Decision-making is often challenging when you are the only person involved. When two or more people are part of the process, there will naturally be different points of view, which can cause dissension.
Couples and families are often faced with decisions which evoke very different responses. One person may feel that his or her well-being is threatened by a potential outcome, while the other(s) may see an exciting opportunity.
Exploring all points of view as objectively as possible allows everyone involved access to all available information.
When I was a business consultant, we were given a special training about decision-making. Emphasis was placed on the importance of listening to those who hold a different point of view. The theory behind this is that the person who disagrees holds information necessary to the decision, which only they can contribute, given their unique viewpoint.
This applies to any group of people, as well as to couples. When the majority involved agree, there is a tendency to dismiss the opinion of anyone who does not agree with the group.
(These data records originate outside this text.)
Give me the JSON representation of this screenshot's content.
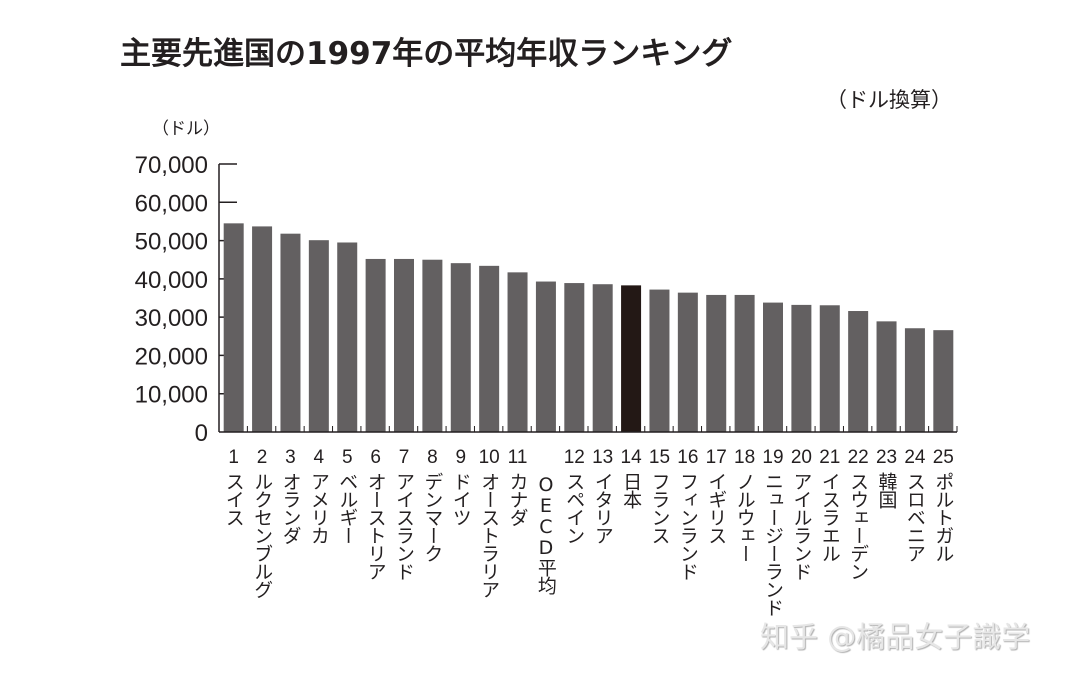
{
  "chart_data": {
    "type": "bar",
    "title": "主要先進国の1997年の平均年収ランキング",
    "subtitle": "（ドル換算）",
    "ylabel": "（ドル）",
    "xlabel": "",
    "ylim": [
      0,
      70000
    ],
    "yticks": [
      0,
      10000,
      20000,
      30000,
      40000,
      50000,
      60000,
      70000
    ],
    "ytick_labels": [
      "0",
      "10,000",
      "20,000",
      "30,000",
      "40,000",
      "50,000",
      "60,000",
      "70,000"
    ],
    "grid": false,
    "legend": "none",
    "bar_color": "#636061",
    "highlight_color": "#231815",
    "highlight_category": "日本",
    "categories": [
      {
        "rank": "1",
        "name": "スイス",
        "value": 54500
      },
      {
        "rank": "2",
        "name": "ルクセンブルグ",
        "value": 53700
      },
      {
        "rank": "3",
        "name": "オランダ",
        "value": 51800
      },
      {
        "rank": "4",
        "name": "アメリカ",
        "value": 50100
      },
      {
        "rank": "5",
        "name": "ベルギー",
        "value": 49500
      },
      {
        "rank": "6",
        "name": "オーストリア",
        "value": 45200
      },
      {
        "rank": "7",
        "name": "アイスランド",
        "value": 45200
      },
      {
        "rank": "8",
        "name": "デンマーク",
        "value": 45000
      },
      {
        "rank": "9",
        "name": "ドイツ",
        "value": 44100
      },
      {
        "rank": "10",
        "name": "オーストラリア",
        "value": 43400
      },
      {
        "rank": "11",
        "name": "カナダ",
        "value": 41700
      },
      {
        "rank": "",
        "name": "OECD平均",
        "value": 39300
      },
      {
        "rank": "12",
        "name": "スペイン",
        "value": 38900
      },
      {
        "rank": "13",
        "name": "イタリア",
        "value": 38600
      },
      {
        "rank": "14",
        "name": "日本",
        "value": 38300
      },
      {
        "rank": "15",
        "name": "フランス",
        "value": 37200
      },
      {
        "rank": "16",
        "name": "フィンランド",
        "value": 36400
      },
      {
        "rank": "17",
        "name": "イギリス",
        "value": 35800
      },
      {
        "rank": "18",
        "name": "ノルウェー",
        "value": 35800
      },
      {
        "rank": "19",
        "name": "ニュージーランド",
        "value": 33800
      },
      {
        "rank": "20",
        "name": "アイルランド",
        "value": 33200
      },
      {
        "rank": "21",
        "name": "イスラエル",
        "value": 33100
      },
      {
        "rank": "22",
        "name": "スウェーデン",
        "value": 31600
      },
      {
        "rank": "23",
        "name": "韓国",
        "value": 28900
      },
      {
        "rank": "24",
        "name": "スロベニア",
        "value": 27100
      },
      {
        "rank": "25",
        "name": "ポルトガル",
        "value": 26600
      }
    ]
  },
  "watermark": "知乎 @橘品女子識学"
}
This also applies to a couple, especially when one person tends to consistently express him or herself with more authority and conviction than the other.
In both of these situations it is important to be patient, and to ask questions which evoke answers that may surface necessary information. Wanting what we believe is “right,” is a very human response. Cultivating the ability to truly understand someone else’s point of view, can initially feel very frustrating.
Rather than trying to convince or require someone to defend their position, you can ask open-ended questions in an interested, caring manner. Open-ended questions elicit specific information: “Please tell me more about why you believe this move/project/idea isn’t in our best interests.”
When you do this, you show respect for the person and build trust between you, within your family, business or any group of people who work together. Respect and Trust are essential qualities for all on-going relationships.
The person who disagrees with a decision that appears to be logically sound, may surface something essential which was missed, and needs to be considered. It is important to remember that understanding does not mean one must agree. It simply allows you the opportunity to be open to a different point of view. This also applies to ideas which look risky, and may have great potential.
When we make it a priority to understand those with whom we live and work, our relationships become richer, and more satisfying as we learn to make mutually beneficial decisions.